I'm trying to load my pandas dataframe (df) into a Tensorflow dataset with the following command:
target = df['label']
features = df['encoded_sentence']
dataset = tf.data.Dataset.from_tensor_slices((features.values, target.values))
Here's an excerpt from my pandas dataframe:
+-------+-----------------------+------------------+
| label | sentence | encoded_sentence |
+-------+-----------------------+------------------+
| 0 | Hello world | [5, 7] |
+-------+-----------------------+------------------+
| 1 | my name is john smith | [1, 9, 10, 2, 6] |
+-------+-----------------------+------------------+
| 1 | Hello! My name is | [5, 3, 9, 10] |
+-------+-----------------------+------------------+
| 0 | foo baar | [8, 4] |
+-------+-----------------------+------------------+
# df.dtypes gives me:
label int8
sentence object
encoded_sentencee object
But it keeps giving me a Value Error:
ValueError: Failed to convert a NumPy array to a Tensor (Unsupported object type list).
Can anyone tell me how to use the encoded sentences in my Tensorflow dataset? Help would be greatly appreciated!
You can make your Pandas values into a ragged tensor first and then make the dataset from it:
import tensorflow as tf
import pandas as pd
df = pd.DataFrame({'label': [0, 1, 1, 0],
'sentence': ['Hello world', 'my name is john smith',
'Hello! My name is', 'foo baar'],
'encoded_sentence': [[5, 7], [1, 9, 10, 2, 6],
[5, 3, 9, 10], [8, 4]]})
features = tf.ragged.stack(list(df['encoded_sentence']))
target = tf.convert_to_tensor(df['label'].values)
dataset = tf.data.Dataset.from_tensor_slices((features, target))
for f, t in dataset:
print(f.numpy(), t.numpy())
Output:
[5 7] 0
[ 1 9 10 2 6] 1
[ 5 3 9 10] 1
[8 4] 0
Note you may want to use padded_batch
to get batches of examples from the dataset.

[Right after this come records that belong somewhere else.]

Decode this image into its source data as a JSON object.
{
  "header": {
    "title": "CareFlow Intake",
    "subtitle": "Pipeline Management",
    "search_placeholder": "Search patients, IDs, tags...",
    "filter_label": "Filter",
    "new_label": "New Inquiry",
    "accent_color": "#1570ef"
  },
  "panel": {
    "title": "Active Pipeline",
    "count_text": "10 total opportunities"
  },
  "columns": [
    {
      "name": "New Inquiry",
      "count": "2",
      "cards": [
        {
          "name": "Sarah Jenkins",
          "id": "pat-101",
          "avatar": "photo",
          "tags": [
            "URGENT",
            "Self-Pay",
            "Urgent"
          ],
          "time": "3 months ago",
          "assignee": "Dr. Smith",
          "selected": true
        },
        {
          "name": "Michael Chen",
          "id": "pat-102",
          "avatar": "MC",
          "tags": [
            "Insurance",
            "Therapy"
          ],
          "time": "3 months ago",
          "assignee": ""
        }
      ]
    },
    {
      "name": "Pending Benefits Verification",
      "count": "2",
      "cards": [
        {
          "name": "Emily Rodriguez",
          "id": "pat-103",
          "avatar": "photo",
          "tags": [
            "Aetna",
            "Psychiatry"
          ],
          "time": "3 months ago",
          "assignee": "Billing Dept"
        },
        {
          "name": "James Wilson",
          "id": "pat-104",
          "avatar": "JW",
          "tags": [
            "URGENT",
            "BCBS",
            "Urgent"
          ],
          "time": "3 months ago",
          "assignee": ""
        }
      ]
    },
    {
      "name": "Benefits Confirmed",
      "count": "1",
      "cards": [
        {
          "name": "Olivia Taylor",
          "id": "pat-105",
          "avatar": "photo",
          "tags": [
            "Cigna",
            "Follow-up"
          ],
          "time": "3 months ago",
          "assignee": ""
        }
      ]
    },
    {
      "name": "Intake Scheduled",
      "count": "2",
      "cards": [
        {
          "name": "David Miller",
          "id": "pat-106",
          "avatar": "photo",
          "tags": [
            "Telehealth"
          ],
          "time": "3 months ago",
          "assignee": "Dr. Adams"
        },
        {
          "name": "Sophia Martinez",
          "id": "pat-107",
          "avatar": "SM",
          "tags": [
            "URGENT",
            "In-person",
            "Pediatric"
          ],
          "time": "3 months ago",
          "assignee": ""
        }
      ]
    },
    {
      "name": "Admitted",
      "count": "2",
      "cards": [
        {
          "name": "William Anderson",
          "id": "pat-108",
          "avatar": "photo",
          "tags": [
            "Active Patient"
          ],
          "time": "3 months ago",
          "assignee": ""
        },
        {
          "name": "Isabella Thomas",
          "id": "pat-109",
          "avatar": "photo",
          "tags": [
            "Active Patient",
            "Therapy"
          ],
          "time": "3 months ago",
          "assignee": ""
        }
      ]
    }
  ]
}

EDIT: Since padded-batching does not seem to work with a dataset made from a ragged tensor at the moment, you can also convert the ragged tensor to a regular one first:
import tensorflow as tf
import pandas as pd
df = pd.DataFrame({'label': [0, 1, 1, 0],
'sentence': ['Hello world', 'my name is john smith',
'Hello! My name is', 'foo baar'],
'encoded_sentence': [[5, 7], [1, 9, 10, 2, 6],
[5, 3, 9, 10], [8, 4]]})
features_ragged = tf.ragged.stack(list(df['encoded_sentence']))
features = features_ragged.to_tensor(default_value=-1)
target = tf.convert_to_tensor(df['label'].values)
dataset = tf.data.Dataset.from_tensor_slices((features, target))
batches = dataset.batch(2)
for f, t in batches:
print(f.numpy(), t.numpy())
Output:
[[ 5 7 -1 -1 -1]
[ 1 9 10 2 6]] [0 1]
[[ 5 3 9 10 -1]
[ 8 4 -1 -1 -1]] [1 0]